Dario Schworer decided to set out to explore climate change with his wife, Sabine, nearly two decades ago because, he says, as a Swiss mountain guide, he noticed that his office was melting away.
“So we climb glaciers and mountain peaks, and you know, they’re held together by permafrost, and already in the ’90s, in the Swiss Alps, they were falling apart,” he says.
The Schworers set out on a 50-foot sailboat called Pachama — Inca for “Mother Earth” — to circumnavigate the globe, dubbing their expedition “Top to Top.” Traveling by sailboat, bicycle and foot, they’ve scaled the highest peaks on six continents.
An explorer at heart, Dario would normally be excited to blaze new trails. But on their recent trip through the Arctic’s Northwest Passage, as they sailed through, uninhibited by ice, they had a different feeling.
“So we opened a new route, and that may be exciting for you, but it’s sad for us. It demonstrates how much ice is gone up there,” Dario says.
Just a hundred years ago, Sabine says, a Norwegian explorer was trapped in ice in the same area.
“I mean, they were freezed in, and we were even bathing in this water. And then, I really realized how big this climate change is,” she says.
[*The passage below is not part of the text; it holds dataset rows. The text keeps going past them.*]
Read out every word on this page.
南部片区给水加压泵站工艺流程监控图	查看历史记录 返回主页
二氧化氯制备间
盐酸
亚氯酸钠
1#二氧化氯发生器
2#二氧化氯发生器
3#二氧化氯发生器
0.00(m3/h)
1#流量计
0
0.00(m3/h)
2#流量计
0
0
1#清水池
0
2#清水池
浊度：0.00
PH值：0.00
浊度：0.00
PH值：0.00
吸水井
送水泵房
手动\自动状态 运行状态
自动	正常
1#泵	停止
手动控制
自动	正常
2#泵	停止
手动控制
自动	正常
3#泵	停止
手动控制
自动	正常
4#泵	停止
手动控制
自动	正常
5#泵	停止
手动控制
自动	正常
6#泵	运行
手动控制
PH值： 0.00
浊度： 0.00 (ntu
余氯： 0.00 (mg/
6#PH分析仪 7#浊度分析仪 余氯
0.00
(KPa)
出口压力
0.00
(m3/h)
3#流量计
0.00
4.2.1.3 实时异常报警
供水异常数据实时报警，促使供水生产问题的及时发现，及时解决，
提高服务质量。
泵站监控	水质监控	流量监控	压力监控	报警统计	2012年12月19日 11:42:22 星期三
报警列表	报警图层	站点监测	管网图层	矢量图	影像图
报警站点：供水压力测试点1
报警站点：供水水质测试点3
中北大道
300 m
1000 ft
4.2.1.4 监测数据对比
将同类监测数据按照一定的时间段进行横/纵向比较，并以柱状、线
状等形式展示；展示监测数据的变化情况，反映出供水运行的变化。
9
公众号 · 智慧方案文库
Dario, Sabine, and their five children — all born during the expedition and under the age of 12 - have also witnessed climate change’s effects on communities: Inuits who have lost hunting grounds due to melting ice, Pacific islands that are disappearing under water and shrinking water sources in the Andes.
“We have seen communities where the glacier is gone in the back of the valleys so they have no water left to plant, and the little water left is so contaminated,” Dario says.
The Schworers have also experienced climate change firsthand in their 16 years traversing the world’s oceans, where they say storms have become more violent and frequent. And they’re also surprised at the sheer amount of trash, especially plastic, that they encounter along the way.
“It’s so much plastic in the oceans. And we think, oh, we don’t see. But it’s so much there. Every hour, we would see a lot of plastic,” Sabine says.
Plastic visible to the eye, Dario says, and small particles in the water as well.
“We took also water samples to measure microplastic in the Northwest Passage, and there’s already plastic up there. And it’s really bad, you know? This plastic ends up in our food chain,” he says.
Along with documenting problems, the family says its also in search of solutions. They praised programs in Maine that help insulate homes, as well as a project in Portland that will install a solar array on a landfill to power city hall.
The Schworers have relied on renewable solar and wind power for navigation, lights and refrigeration as they sail. Dario says using renewable energy is empowering.
“Because you’re independent,” he says. “You don’t get all the time a bill to pay the electricity, and it’s like when you grow your own salad in the garden, you know? You have a relationship with the energy you produce.”
As daunting as the problems created by climate change can feel, Dario and Sabine say it’s often small steps that make a big difference: using reusable shopping bags, reducing consumption, or “ballast,” as they call it.
It’s a message they’ll continue to spread as they embark on the final phase of their journey, which will ultimately take them to Antarctica.